Once upon a time (not so long ago, really), car interiors were primarily analog and manual. Windows were rolled down and seats were adjusted by hand. Mirrors were simply rectangles of polished glass that showed what was behind you. Entertainment options were limited to an AM/FM radio and maybe a tape deck — if you didn't like what was playing, you counted license plates. Analog gauges indicated the speed, fuel level, and engine temperature (early digital dashboards emerged in the 1980s but faded out of designs within a decade). Trips were hot in the summer, cold in the winter, and could be uncomfortable and boring.
Modern infotainment systems, LCD screens, Bluetooth® connectivity, heated seats and steering wheels, heads-up displays, satellite navigation, luxurious creature comforts, downloadable performance upgrades and recall fixes, and automatic everything were merely a twinkle in car designers’ eyes. At the time, they seemed as futuristic as interstellar travel and teleportation.

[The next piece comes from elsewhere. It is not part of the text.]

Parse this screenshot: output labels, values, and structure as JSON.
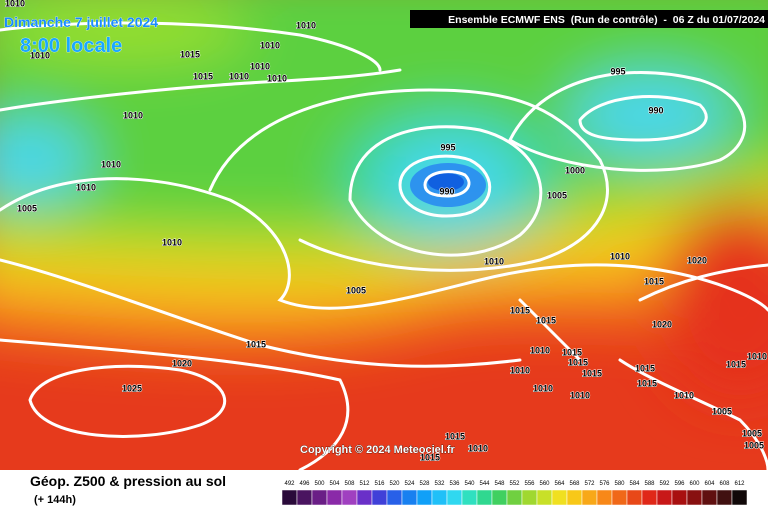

Modern car interiors have evolved dramatically
Well, the future is coming at us fast. Modern cars have evolved dramatically from those of past decades. They stand to evolve even more in years to come. OEMs are finding that plush and electrified interiors — even in modestly-priced cars — are powerful differentiators in a crowded automotive marketplace.
As McKinsey noted in the introduction to its November 2021 report, “The Future of Interior in Automotive,”
Very soon, the cabin experience is expected to take the spotlight away from automotive elements that have traditionally dominated headlines, including engine performance, exterior design and powertrains. The rapidly evolving ACES megatrends — automation, connectivity, electrification, and shared services — will change the configuration of cars and allow vehicle occupants to enjoy new experiences during trips.
The easy-to-remember ACES acronym, mentioned above, was developed by the Center for Automotive Research to define the four key technological trends defining driving in the future.